Date: December 6-12 ( 6 days)
Finish: Cumbres de Sinforosa
Distance: 130.5 miles (210 km)
Daily Average: 21.7 miles (35 km)
Total Distance: 381 miles (613 km)
The Highs and Lows of the CCT
We reached the fog shrouded village of El Realito on the morning of December 8. Our original plan had been to follow the Rio Verde for 3 or 4 days and then climb out of the Sinforosa Canyon to our finishing point at los Cumbres. Mother Nature had other ideas.
Rivers were still running high. After studying our maps and consulting with a welcoming local family over coffee and freshly made tamales, we made the decision to climb 5000 ft out via a side canyon.
We then skirted the northern rim of the Sinforosa before dropping back in via another canyon known locally as “El Pajarito“. Our point of descent put us above the confluence of the Rio Verde and the Rio de los Loera. This equated to lower water volume and easier fording opportunities.
During the aforementioned detour we had an unavoidable four hour road walk. Halfway along this section we happened upon a couple of pounds of marijuana lying scattered along a 15 ft stretch of highway. A little surreal; it’s not every day that you see thousands of dollars worth of drugs lying randomly on the side of a road. It proved to be a sign of things to come.
Post-Harvest in the Sinforosa
The final two days of the CCT were mostly spent tip-toeing our way through a number of well tended “agricultural” plots. The crops of choice were marijuana and poppies. Thankfully harvest season had recently finished, so the only people manning the fields were cheerful campesinos who were apparently more than happy to help us out with any and all directional queries.
None of them could remember seeing a foreigner in these parts for many a year. Not sure we would have encountered the same warm fuzzy greeting if we had arrived a month earlier when the crops were being taken to market.
Timing is everything in the Copper Canyon.
“Hey Bear”: Copper Canyon Remix
In order not to surprise anyone whilst walking through the drug fields, Justin and I regularly called out “Hola, que tal” or “Buenos dias/tardes.” For all intensive purposes, it was the Copper Canyon equivalent of repeating “Hey Bear”, a mantra commonly heard amongst hikers in grizzly or black bear country in the United States and Canada.

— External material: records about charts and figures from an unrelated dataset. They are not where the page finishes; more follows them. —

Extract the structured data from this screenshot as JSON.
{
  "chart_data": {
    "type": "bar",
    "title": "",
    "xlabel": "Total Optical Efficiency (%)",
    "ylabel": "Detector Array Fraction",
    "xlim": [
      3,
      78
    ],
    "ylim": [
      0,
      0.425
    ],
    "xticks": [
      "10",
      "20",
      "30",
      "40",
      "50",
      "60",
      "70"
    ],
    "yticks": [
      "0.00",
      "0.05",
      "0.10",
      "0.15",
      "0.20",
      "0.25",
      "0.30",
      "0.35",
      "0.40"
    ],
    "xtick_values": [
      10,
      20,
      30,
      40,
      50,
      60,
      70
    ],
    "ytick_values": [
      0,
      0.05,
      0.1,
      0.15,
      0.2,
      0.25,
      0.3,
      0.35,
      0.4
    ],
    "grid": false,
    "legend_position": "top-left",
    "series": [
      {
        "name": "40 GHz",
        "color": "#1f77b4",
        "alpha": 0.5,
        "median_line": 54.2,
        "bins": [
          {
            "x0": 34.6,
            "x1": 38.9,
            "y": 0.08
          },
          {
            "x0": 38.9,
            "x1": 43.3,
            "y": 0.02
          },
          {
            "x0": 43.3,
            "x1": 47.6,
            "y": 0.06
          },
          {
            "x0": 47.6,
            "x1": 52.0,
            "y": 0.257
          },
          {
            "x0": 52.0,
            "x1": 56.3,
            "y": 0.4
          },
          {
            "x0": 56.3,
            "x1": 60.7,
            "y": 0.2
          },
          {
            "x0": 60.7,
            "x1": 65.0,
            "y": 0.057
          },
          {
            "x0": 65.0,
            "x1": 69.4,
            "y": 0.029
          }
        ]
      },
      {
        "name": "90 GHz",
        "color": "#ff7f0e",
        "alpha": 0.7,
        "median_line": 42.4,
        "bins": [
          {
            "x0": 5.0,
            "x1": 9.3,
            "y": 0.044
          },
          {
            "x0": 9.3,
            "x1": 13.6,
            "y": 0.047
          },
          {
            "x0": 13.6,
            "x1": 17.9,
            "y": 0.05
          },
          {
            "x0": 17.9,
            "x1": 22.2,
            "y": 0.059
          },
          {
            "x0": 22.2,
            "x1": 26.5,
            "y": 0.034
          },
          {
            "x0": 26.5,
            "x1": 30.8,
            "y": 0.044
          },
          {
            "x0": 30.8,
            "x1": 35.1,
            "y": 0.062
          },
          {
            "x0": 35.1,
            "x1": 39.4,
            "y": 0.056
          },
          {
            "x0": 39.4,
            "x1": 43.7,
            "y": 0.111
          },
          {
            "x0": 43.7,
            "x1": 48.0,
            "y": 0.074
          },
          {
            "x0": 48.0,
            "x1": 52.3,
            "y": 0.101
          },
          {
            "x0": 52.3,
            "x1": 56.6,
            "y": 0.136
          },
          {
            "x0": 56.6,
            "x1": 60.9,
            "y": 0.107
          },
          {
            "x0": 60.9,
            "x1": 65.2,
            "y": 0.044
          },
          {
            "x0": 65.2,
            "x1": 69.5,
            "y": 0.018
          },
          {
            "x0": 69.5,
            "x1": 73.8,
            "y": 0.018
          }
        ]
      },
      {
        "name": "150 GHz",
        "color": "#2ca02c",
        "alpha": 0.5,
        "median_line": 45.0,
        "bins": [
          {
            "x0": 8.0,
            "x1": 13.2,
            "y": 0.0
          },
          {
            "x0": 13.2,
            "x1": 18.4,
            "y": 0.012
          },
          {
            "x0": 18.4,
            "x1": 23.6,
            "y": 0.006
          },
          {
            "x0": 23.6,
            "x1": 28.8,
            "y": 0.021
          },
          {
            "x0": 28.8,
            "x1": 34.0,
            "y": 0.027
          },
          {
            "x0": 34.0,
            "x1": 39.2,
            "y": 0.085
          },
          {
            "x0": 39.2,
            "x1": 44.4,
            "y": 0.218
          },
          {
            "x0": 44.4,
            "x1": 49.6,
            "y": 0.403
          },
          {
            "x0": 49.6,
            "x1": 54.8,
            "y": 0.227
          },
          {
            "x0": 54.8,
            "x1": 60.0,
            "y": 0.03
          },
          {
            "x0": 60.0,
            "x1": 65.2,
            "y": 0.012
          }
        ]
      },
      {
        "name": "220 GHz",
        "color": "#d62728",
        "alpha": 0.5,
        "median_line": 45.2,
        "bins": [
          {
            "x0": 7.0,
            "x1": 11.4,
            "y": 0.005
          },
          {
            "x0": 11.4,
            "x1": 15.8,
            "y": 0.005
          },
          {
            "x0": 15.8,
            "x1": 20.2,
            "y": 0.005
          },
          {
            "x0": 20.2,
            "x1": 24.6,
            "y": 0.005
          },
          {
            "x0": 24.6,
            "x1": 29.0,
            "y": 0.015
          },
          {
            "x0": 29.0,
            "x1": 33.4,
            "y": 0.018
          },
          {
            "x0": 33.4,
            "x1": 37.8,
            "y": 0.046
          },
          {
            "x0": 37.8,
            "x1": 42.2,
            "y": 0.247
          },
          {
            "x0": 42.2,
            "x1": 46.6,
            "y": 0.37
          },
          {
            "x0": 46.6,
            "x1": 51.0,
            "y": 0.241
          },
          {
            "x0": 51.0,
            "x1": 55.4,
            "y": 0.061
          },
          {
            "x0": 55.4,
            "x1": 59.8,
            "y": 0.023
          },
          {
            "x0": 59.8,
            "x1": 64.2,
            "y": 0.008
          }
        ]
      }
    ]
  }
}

The Decline of a Running Culture
The CCT represented my fifth hiking trip in the Copper Canyon region since 1995. One of the biggest changes I have noticed in those 18 years has been the construction of dirt roads (often funded by drug, mining and logging interests) into areas that had hitherto been accessible only by foot.
Such “progress” is a double edged sword. On the one hand, easier access means that numerous communities now have running water, electricity and the other commodities that people in western countries have long taken for granted. On the flip side, the changes have also acted as a catalyst to many Raramuri leaving behind their traditional lifestyle, in search of employment opportunities in towns and cities that have now become more accessible.

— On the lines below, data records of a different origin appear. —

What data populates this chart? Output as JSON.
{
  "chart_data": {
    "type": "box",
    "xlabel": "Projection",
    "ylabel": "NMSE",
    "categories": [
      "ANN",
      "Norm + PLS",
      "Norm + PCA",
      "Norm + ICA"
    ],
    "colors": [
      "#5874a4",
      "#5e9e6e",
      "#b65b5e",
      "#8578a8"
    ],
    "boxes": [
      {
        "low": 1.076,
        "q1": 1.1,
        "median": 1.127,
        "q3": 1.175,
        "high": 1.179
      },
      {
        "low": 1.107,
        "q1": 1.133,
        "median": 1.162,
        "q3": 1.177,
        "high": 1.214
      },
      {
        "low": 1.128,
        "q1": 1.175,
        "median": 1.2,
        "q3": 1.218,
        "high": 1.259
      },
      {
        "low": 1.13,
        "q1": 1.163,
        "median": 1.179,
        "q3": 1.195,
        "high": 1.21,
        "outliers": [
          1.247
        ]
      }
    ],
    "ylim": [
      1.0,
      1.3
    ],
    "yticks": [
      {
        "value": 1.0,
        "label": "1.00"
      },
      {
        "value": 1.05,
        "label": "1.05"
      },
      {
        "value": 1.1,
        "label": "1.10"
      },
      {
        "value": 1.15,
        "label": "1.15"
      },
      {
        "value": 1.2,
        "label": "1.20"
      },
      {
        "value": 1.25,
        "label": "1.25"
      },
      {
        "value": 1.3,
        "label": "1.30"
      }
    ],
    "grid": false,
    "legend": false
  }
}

This combination of roads and urban migration has inevitably lead to a decline in the Raramuri’s long distance running culture.

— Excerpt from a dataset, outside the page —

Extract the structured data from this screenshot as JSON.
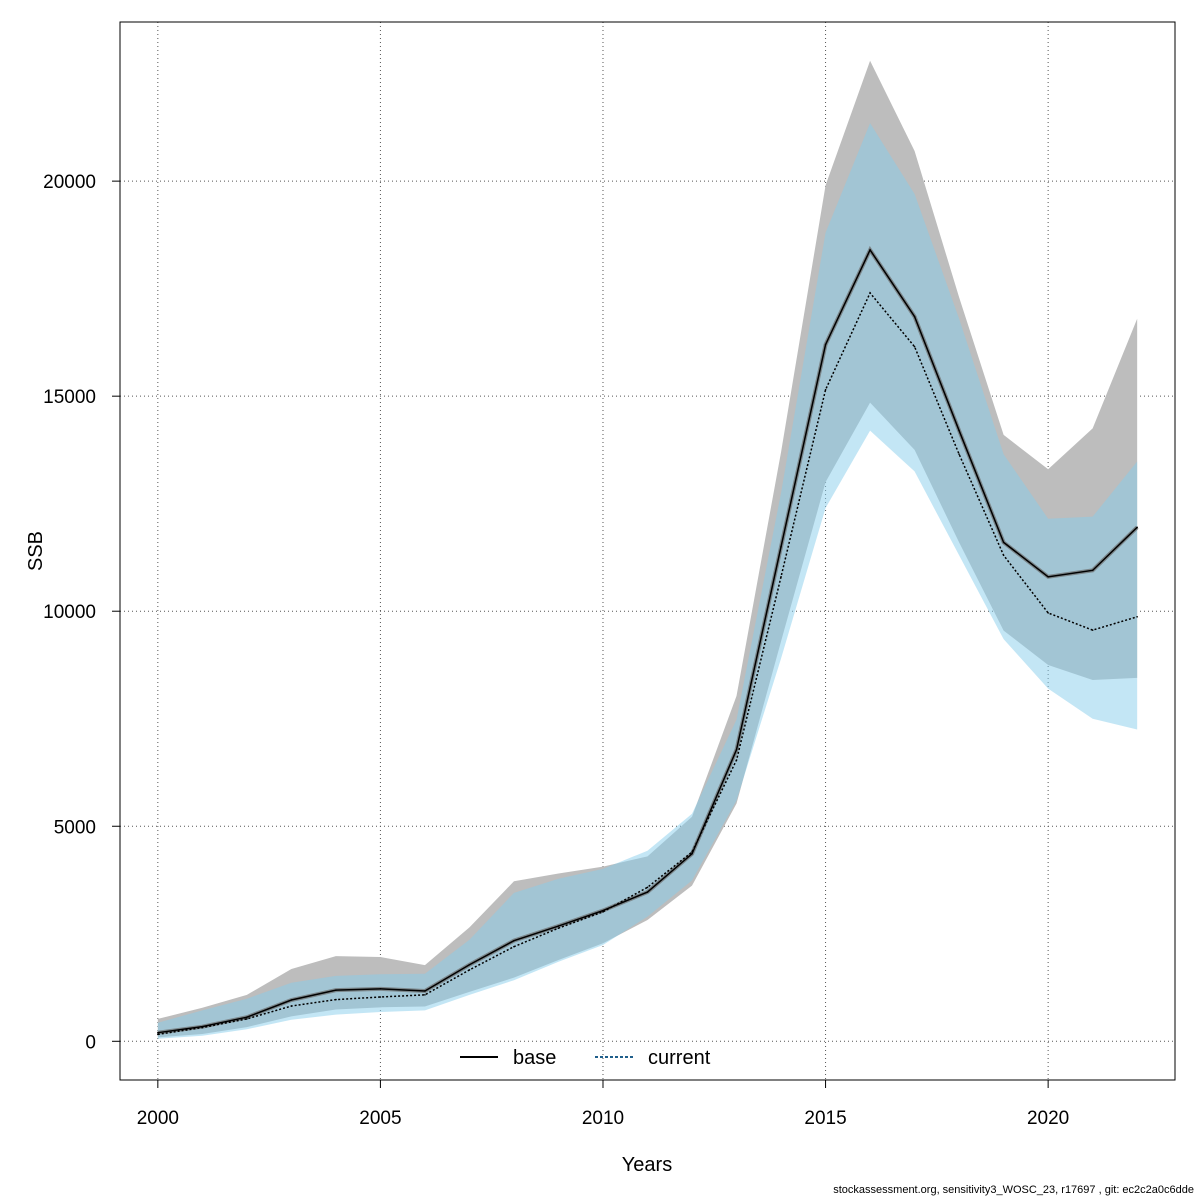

In the remoter corners of the Copper Canyon, many homesteads have been abandoned and certain paths that I remember hiking back in the 1990’s and early 2000’s are now completely overgrown due to lack of use. In the more populous zones, roads have often taken the place of trails. Whereas in times past people had no other option but to go on foot to the nearest village or town in order to purchase supplies, now they can hop into the back of a pickup truck and be there in a fraction of the time.
Simply put, the necessity to run and walk long distances is no longer what it was for the Raramuri.
We arrived at the Cumbres de Sinforosa on the morning of December 12. The views over the canyon we had just climbed out of were amazing. I couldn’t imagine a better place to finish our trip.
During the CCT Justin and I covered close to 400 miles. To the best of our knowledge it was the first ever full length traverse of the entire Copper Canyon region. An amazing trip in many ways, but one that ultimately left me with feelings of nostalgia.
Whilst the scenery had been as spectacular as during my first four visits, the relative absence of Raramuri out on the trails had left me with the sense that something had been missing. That the cultural and social shift that I alluded to above, had gained an anthropological head of steam during the past decade, and in some ways had reached the point of no return.
The Copper Canyon is a place that holds many memories for me.
During my journeys to the region I’ve met a multitude of memorable characters, had guns held to my head and come within a proverbial whisker of falling off numerous cliffs. It’s been quite a ride.
But undoubtably the most indelible recollections have been those connected to the Raramuri. They were the primary reason I kept being drawn back to the Copper Canyon. The chance to observe, talk, eat, drink and even hike with them.
I have never encountered a people to match them for their ability to cover ultra-long distances on foot. Not in the Himalayas, Andes, Pyrenees, Lapland, Atlas mountains or any other region known for the endurance of its native inhabitants. For a guy who loves to hike and be outdoors as much as I do, I consider myself very fortunate to have had the opportunity to visit and get to know both the region and its people, in a way in which not too many outsiders ever have.